In the inventory list of inventory items nailed for safekeeping (form No. INV-5), entries are made by responsible persons of the inventory commission on the basis of verification and recalculation in kind of production inventories held for safekeeping for each item. The procedure for its registration is the same as the inventory list according to f. No. INV-3. The inventory is compiled in two copies, signed by members of the inventory commission and the financially responsible person(s), one of them is transferred to the accounting department, and the second remains with the financially responsible person(s).

For values ​​for which discrepancies are identified, a matching statement is drawn up in the accounting department (form No. INV-19). On the second page of the statement, where for each item of materials the inventory results are shown by quantity and amount (surplus, shortage), information is also provided on how these discrepancies are adjusted. This data is certified by the signature of an accountant. On the third page, the regrading by quantity and amount is indicated in terms of surpluses included in covering shortages, and shortages covered by surpluses. Information about capitalized surpluses is also provided here, indicating to which account they were capitalized, and the final shortage is indicated. This page is signed by the financially responsible person.

In any case, discrepancies between actual availability and accounting data must be explained in writing by the financially responsible person. Based on the information provided by the commission, the manager makes the final decision on the results of the inventory.

Accounting for shortages and losses is organized on the account 94 “Shortages and losses from damage to valuables”.

The debit of account 94 reflects the cost of missing inventory items.

On the credit of account 94 - write-off of amounts of shortages and losses of valuables from the account of material assets, production costs, sales expenses, to the debit of account 73 “Settlements with personnel for other operations” (sub-account “Settlements for compensation of material damage”) or to account 91 "Other income and expenses."

In the credit of account 94 “Shortages and losses from damage to valuables” amounts are reflected in the amounts and values ​​accepted for accounting in the debit of the specified account.
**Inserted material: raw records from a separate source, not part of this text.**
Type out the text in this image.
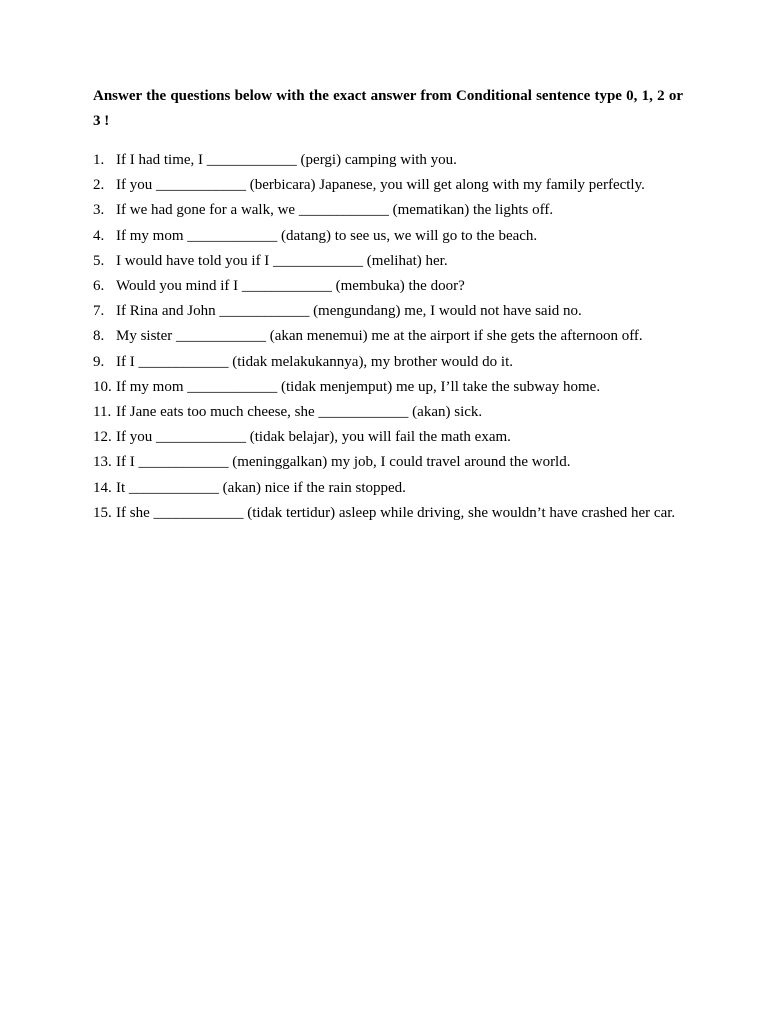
Answer the questions below with the exact answer from Conditional sentence type 0, 1, 2 or 3 !

1. If I had time, I ____________ (pergi) camping with you.
2. If you ____________ (berbicara) Japanese, you will get along with my family perfectly.
3. If we had gone for a walk, we ____________ (mematikan) the lights off.
4. If my mom ____________ (datang) to see us, we will go to the beach.
5. I would have told you if I ____________ (melihat) her.
6. Would you mind if I ____________ (membuka) the door?
7. If Rina and John ____________ (mengundang) me, I would not have said no.
8. My sister ____________ (akan menemui) me at the airport if she gets the afternoon off.
9. If I ____________ (tidak melakukannya), my brother would do it.
10. If my mom ____________ (tidak menjemput) me up, I’ll take the subway home.
11. If Jane eats too much cheese, she ____________ (akan) sick.
12. If you ____________ (tidak belajar), you will fail the math exam.
13. If I ____________ (meninggalkan) my job, I could travel around the world.
14. It ____________ (akan) nice if the rain stopped.
15. If she ____________ (tidak tertidur) asleep while driving, she wouldn’t have crashed her car.
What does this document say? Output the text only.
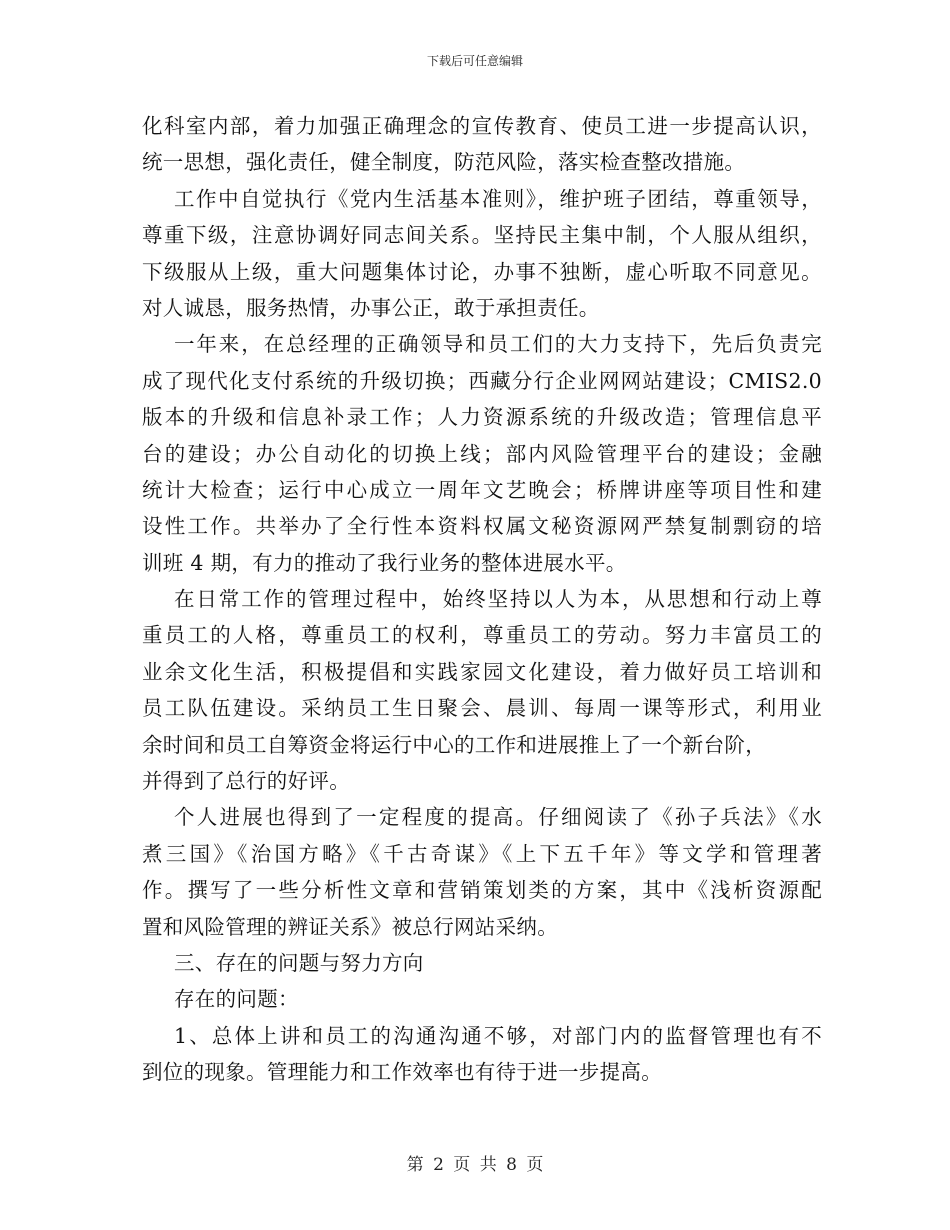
下载后可任意编辑
化科室内部，着力加强正确理念的宣传教育、使员工进一步提高认识，
统一思想，强化责任，健全制度，防范风险，落实检查整改措施。
工作中自觉执行《党内生活基本准则》，维护班子团结，尊重领导，
尊重下级，注意协调好同志间关系。坚持民主集中制，个人服从组织，
下级服从上级，重大问题集体讨论，办事不独断，虚心听取不同意见。
对人诚恳，服务热情，办事公正，敢于承担责任。
一年来，在总经理的正确领导和员工们的大力支持下，先后负责完
成了现代化支付系统的升级切换；西藏分行企业网网站建设；CMIS2.0
版本的升级和信息补录工作；人力资源系统的升级改造；管理信息平
台的建设；办公自动化的切换上线；部内风险管理平台的建设；金融
统计大检查；运行中心成立一周年文艺晚会；桥牌讲座等项目性和建
设性工作。共举办了全行性本资料权属文秘资源网严禁复制剽窃的培
训班 4 期，有力的推动了我行业务的整体进展水平。
在日常工作的管理过程中，始终坚持以人为本，从思想和行动上尊
重员工的人格，尊重员工的权利，尊重员工的劳动。努力丰富员工的
业余文化生活，积极提倡和实践家园文化建设，着力做好员工培训和
员工队伍建设。采纳员工生日聚会、晨训、每周一课等形式，利用业
余时间和员工自筹资金将运行中心的工作和进展推上了一个新台阶，
并得到了总行的好评。
个人进展也得到了一定程度的提高。仔细阅读了《孙子兵法》《水
煮三国》《治国方略》《千古奇谋》《上下五千年》等文学和管理著
作。撰写了一些分析性文章和营销策划类的方案，其中《浅析资源配
置和风险管理的辨证关系》被总行网站采纳。
三、存在的问题与努力方向
存在的问题：
1、总体上讲和员工的沟通沟通不够，对部门内的监督管理也有不
到位的现象。管理能力和工作效率也有待于进一步提高。
第 2 页 共 8 页
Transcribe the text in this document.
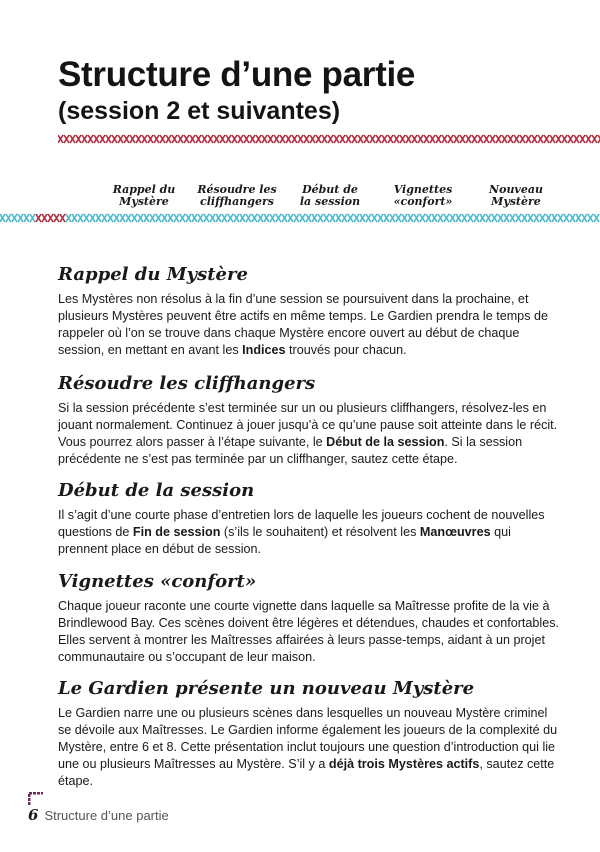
Structure d’une partie
(session 2 et suivantes)
Rappel du
Mystère
Résoudre les
cliffhangers
Début de
la session
Vignettes
«confort»
Nouveau
Mystère
Rappel du Mystère

Les Mystères non résolus à la fin d’une session se poursuivent dans la prochaine, et plusieurs Mystères peuvent être actifs en même temps. Le Gardien prendra le temps de rappeler où l’on se trouve dans chaque Mystère encore ouvert au début de chaque session, en mettant en avant les Indices trouvés pour chacun.

Résoudre les cliffhangers

Si la session précédente s’est terminée sur un ou plusieurs cliffhangers, résolvez-les en jouant normalement. Continuez à jouer jusqu’à ce qu’une pause soit atteinte dans le récit. Vous pourrez alors passer à l’étape suivante, le Début de la session. Si la session précédente ne s’est pas terminée par un cliffhanger, sautez cette étape.

Début de la session

Il s’agit d’une courte phase d’entretien lors de laquelle les joueurs cochent de nouvelles questions de Fin de session (s’ils le souhaitent) et résolvent les Manœuvres qui prennent place en début de session.

Vignettes «confort»

Chaque joueur raconte une courte vignette dans laquelle sa Maîtresse profite de la vie à Brindlewood Bay. Ces scènes doivent être légères et détendues, chaudes et confortables. Elles servent à montrer les Maîtresses affairées à leurs passe-temps, aidant à un projet communautaire ou s’occupant de leur maison.

Le Gardien présente un nouveau Mystère

Le Gardien narre une ou plusieurs scènes dans lesquelles un nouveau Mystère criminel se dévoile aux Maîtresses. Le Gardien informe également les joueurs de la complexité du Mystère, entre 6 et 8. Cette présentation inclut toujours une question d’introduction qui lie une ou plusieurs Maîtresses au Mystère. S’il y a déjà trois Mystères actifs, sautez cette étape.

6 Structure d’une partie
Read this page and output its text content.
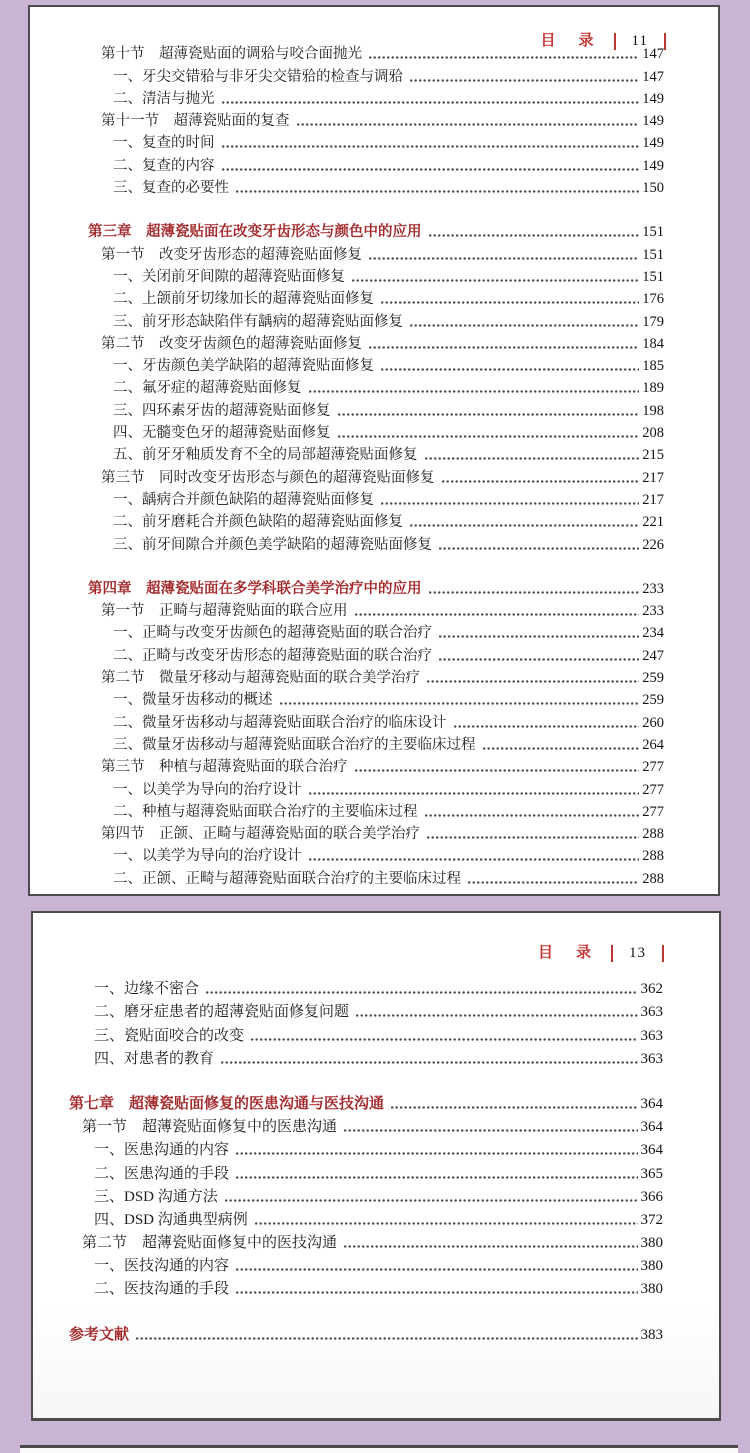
目　录 11
第十节　超薄瓷贴面的调𬌗与咬合面抛光	147
一、牙尖交错𬌗与非牙尖交错𬌗的检查与调𬌗	147
二、清洁与抛光	149
第十一节　超薄瓷贴面的复查	149
一、复查的时间	149
二、复查的内容	149
三、复查的必要性	150
第三章　超薄瓷贴面在改变牙齿形态与颜色中的应用	151
第一节　改变牙齿形态的超薄瓷贴面修复	151
一、关闭前牙间隙的超薄瓷贴面修复	151
二、上颌前牙切缘加长的超薄瓷贴面修复	176
三、前牙形态缺陷伴有龋病的超薄瓷贴面修复	179
第二节　改变牙齿颜色的超薄瓷贴面修复	184
一、牙齿颜色美学缺陷的超薄瓷贴面修复	185
二、氟牙症的超薄瓷贴面修复	189
三、四环素牙齿的超薄瓷贴面修复	198
四、无髓变色牙的超薄瓷贴面修复	208
五、前牙牙釉质发育不全的局部超薄瓷贴面修复	215
第三节　同时改变牙齿形态与颜色的超薄瓷贴面修复	217
一、龋病合并颜色缺陷的超薄瓷贴面修复	217
二、前牙磨耗合并颜色缺陷的超薄瓷贴面修复	221
三、前牙间隙合并颜色美学缺陷的超薄瓷贴面修复	226
第四章　超薄瓷贴面在多学科联合美学治疗中的应用	233
第一节　正畸与超薄瓷贴面的联合应用	233
一、正畸与改变牙齿颜色的超薄瓷贴面的联合治疗	234
二、正畸与改变牙齿形态的超薄瓷贴面的联合治疗	247
第二节　微量牙移动与超薄瓷贴面的联合美学治疗	259
一、微量牙齿移动的概述	259
二、微量牙齿移动与超薄瓷贴面联合治疗的临床设计	260
三、微量牙齿移动与超薄瓷贴面联合治疗的主要临床过程	264
第三节　种植与超薄瓷贴面的联合治疗	277
一、以美学为导向的治疗设计	277
二、种植与超薄瓷贴面联合治疗的主要临床过程	277
第四节　正颌、正畸与超薄瓷贴面的联合美学治疗	288
一、以美学为导向的治疗设计	288
二、正颌、正畸与超薄瓷贴面联合治疗的主要临床过程	288
目　录 13
一、边缘不密合	362
二、磨牙症患者的超薄瓷贴面修复问题	363
三、瓷贴面咬合的改变	363
四、对患者的教育	363
第七章　超薄瓷贴面修复的医患沟通与医技沟通	364
第一节　超薄瓷贴面修复中的医患沟通	364
一、医患沟通的内容	364
二、医患沟通的手段	365
三、DSD 沟通方法	366
四、DSD 沟通典型病例	372
第二节　超薄瓷贴面修复中的医技沟通	380
一、医技沟通的内容	380
二、医技沟通的手段	380
参考文献	383
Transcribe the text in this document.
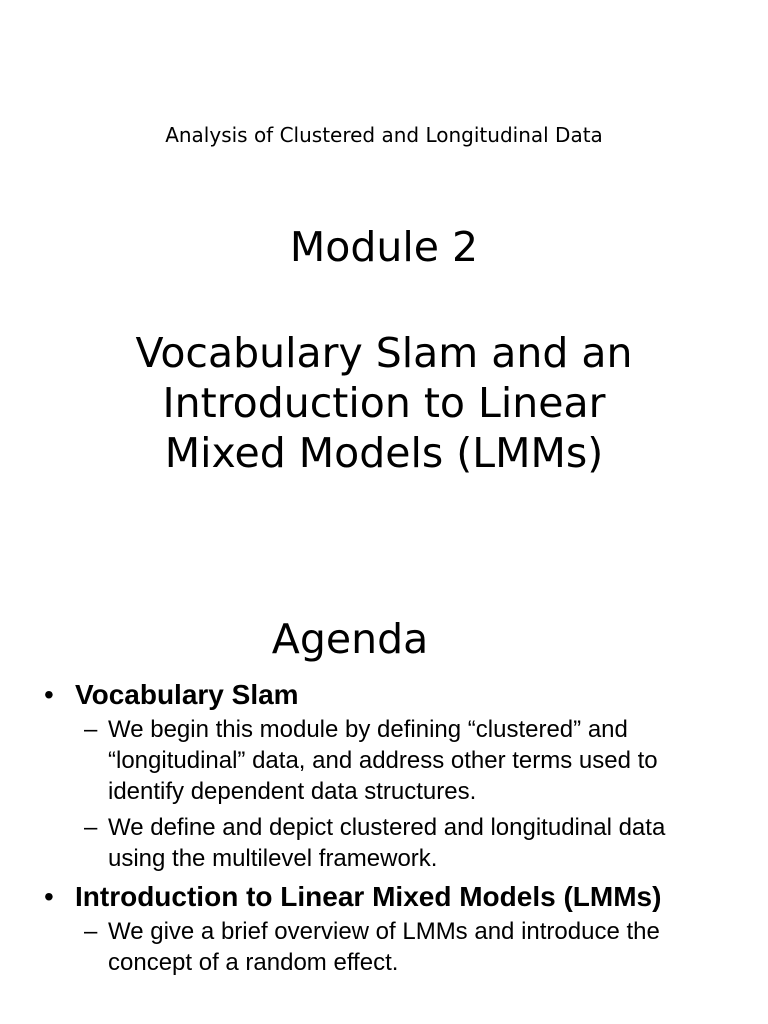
Analysis of Clustered and Longitudinal Data
Module 2
Vocabulary Slam and an
Introduction to Linear
Mixed Models (LMMs)
Agenda
• Vocabulary Slam
– We begin this module by defining “clustered” and “longitudinal” data, and address other terms used to identify dependent data structures.
– We define and depict clustered and longitudinal data using the multilevel framework.
• Introduction to Linear Mixed Models (LMMs)
– We give a brief overview of LMMs and introduce the concept of a random effect.
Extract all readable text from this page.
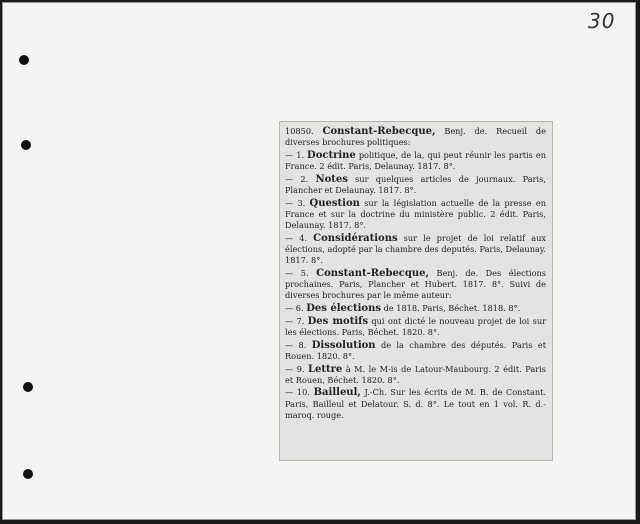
30
10850. Constant-Rebecque, Benj. de. Recueil de diverses brochures politiques:
— 1. Doctrine politique, de la, qui peut réunir les partis en France. 2 édit. Paris, Delaunay. 1817. 8°.
— 2. Notes sur quelques articles de journaux. Paris, Plancher et Delaunay. 1817. 8°.
— 3. Question sur la législation actuelle de la presse en France et sur la doctrine du ministère public. 2 édit. Paris, Delaunay. 1817. 8°.
— 4. Considérations sur le projet de loi relatif aux élections, adopté par la chambre des deputés. Paris, Delaunay. 1817. 8°.
— 5. Constant-Rebecque, Benj. de. Des élections prochaines. Paris, Plancher et Hubert. 1817. 8°. Suivi de diverses brochures par le même auteur:
— 6. Des élections de 1818. Paris, Béchet. 1818. 8°.
— 7. Des motifs qui ont dicté le nouveau projet de loi sur les élections. Paris, Béchet. 1820. 8°.
— 8. Dissolution de la chambre des députés. Paris et Rouen. 1820. 8°.
— 9. Lettre à M. le M-is de Latour-Maubourg. 2 édit. Paris et Rouen, Béchet. 1820. 8°.
— 10. Bailleul, J.-Ch. Sur les écrits de M. B. de Constant. Paris, Bailleul et Delatour. S. d. 8°. Le tout en 1 vol. R. d.-maroq. rouge.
Therefore, at the end of the reporting period the account has a balance.

The procedure for reflecting inventory results on accounting accounts is presented in the table.

Main correspondence on account 94 “Shortages and losses from damage to valuables”
Contents of operationsDebitCredit
Shortage identified94 10(16)
The shortage was written off within the limits of natural loss20, 23, 25, 26,44 94
The shortage in excess of the norms of natural loss is attributed to the perpetrators73-2 94
The difference between the recovered value of missing material assets and the amount of shortage at which they are registered is reflected73-2 98
Debt for shortfalls is repaid50, 70 73-2
The difference is written off from deferred income to the organization’s income98 91-1
The shortfall in excess of the norms of natural loss is written off in the absence of guilty persons (or if the recovery is refused by the court)91-2 94
Unaccounted materials identified during inventory were capitalized10 91-1

Synthetic accounting register - journal order No. 10, 10/1.

Register analytical accounting- record of shortages and damage.

When used by an organization automated form accounting using software product"1C: Enterprise" registers of synthetic accounting are the turnover of account 94 (General Ledger), analysis of account 94, balance sheet, etc. The registers of analytical accounting are the balance sheet for account 94, account card 94, etc.